Both atomic positions and lattice parameters (a conventional orthogonal unit cell has been used, with eight atoms per cell) were relaxed up to when forces acting on each atom were below 3 × 10−4 eVÅ−1. The obtained lattice parameters a = 4.43 Å, b = 3.33 Å, c = 10.48 Å are in good agreement with experimental57 and theoretical results58.

Hybrid-DFT (using Gau-PBE hybrid functional59) has been used to perform electronic band structure calculations. The equilibrium charge density and electronic Kohn-Sham states have been computed using a 20 × 20 × 10 k-point grid to sample the Brillouin zone, in combination with a 4 × 4 × 2 grid for the sampling of the Fock operator. The obtained direct electronic band gap of 0.34 eV (located at the Γ point) turns out to be in reasonable agreement with the experimental one60.

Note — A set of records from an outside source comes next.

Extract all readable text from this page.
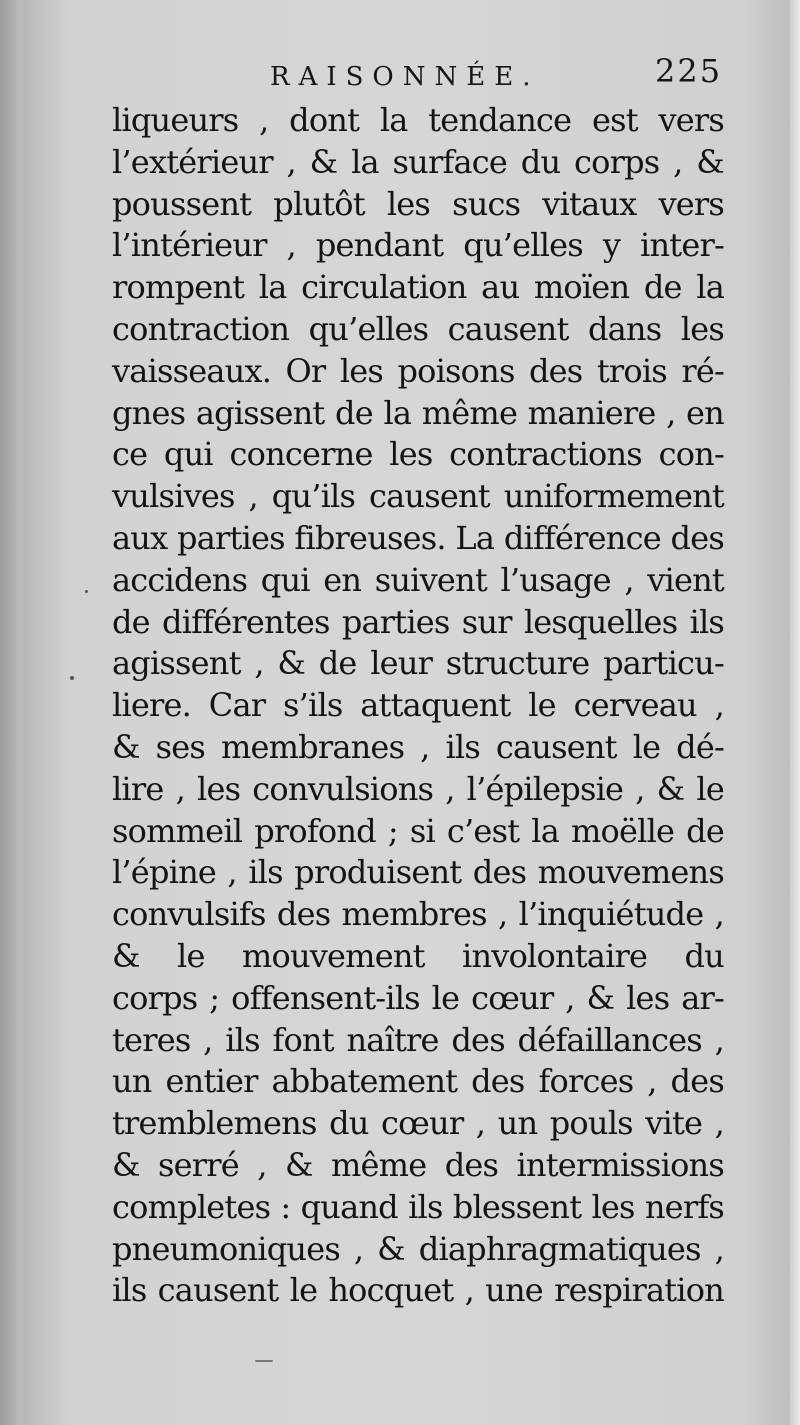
RAISONNÉE.	225
liqueurs , dont la tendance est vers
l’extérieur , & la surface du corps , &
poussent plutôt les sucs vitaux vers
l’intérieur , pendant qu’elles y inter-
rompent la circulation au moïen de la
contraction qu’elles causent dans les
vaisseaux. Or les poisons des trois ré-
gnes agissent de la même maniere , en
ce qui concerne les contractions con-
vulsives , qu’ils causent uniformement
aux parties fibreuses. La différence des
accidens qui en suivent l’usage , vient
de différentes parties sur lesquelles ils
agissent , & de leur structure particu-
liere. Car s’ils attaquent le cerveau ,
& ses membranes , ils causent le dé-
lire , les convulsions , l’épilepsie , & le
sommeil profond ; si c’est la moëlle de
l’épine , ils produisent des mouvemens
convulsifs des membres , l’inquiétude ,
& le mouvement involontaire du
corps ; offensent-ils le cœur , & les ar-
teres , ils font naître des défaillances ,
un entier abbatement des forces , des
tremblemens du cœur , un pouls vite ,
& serré , & même des intermissions
completes : quand ils blessent les nerfs
pneumoniques , & diaphragmatiques ,
ils causent le hocquet , une respiration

Optical properties have been evaluated using the Yambo code61, at the independent-particle level. The dielectric function has been calculated as:

$${\varepsilon }_{\alpha }(E)=1+\frac{16\pi }{\Omega }\mathop{\sum}\limits_{c,v}\mathop{\sum}\limits_{k}\frac{1}{{E}_{c{{{{{\boldsymbol{k}}}}}}}-{E}_{v{{{{{\boldsymbol{k}}}}}}}}\frac{{{{{{{\rm{|}}}}}}{r}_{{vc}}^{\alpha }{{{{{\rm{|}}}}}}}^{2}}{{({E}_{c{{{{{\boldsymbol{k}}}}}}}-{E}_{v{{{{{\boldsymbol{k}}}}}}})}^{2}-{(E+i\gamma )}^{2}}$$
(1)

where \({E}_{c{{{{{\boldsymbol{k}}}}}}}\) (\({E}_{v{{{{{\boldsymbol{k}}}}}}}\)) are the conduction (valence) electronic states computed at the Gau-PBE level, \({r}_{{vc}}^{\alpha }\) are the interband electric dipoles between a valence and a conduction state projected along direction \(\alpha\) (the direction of light polarization) and computed using Covariant approach61; finally, \(\gamma\) is a broadening, here always fixed to 0.1 eV.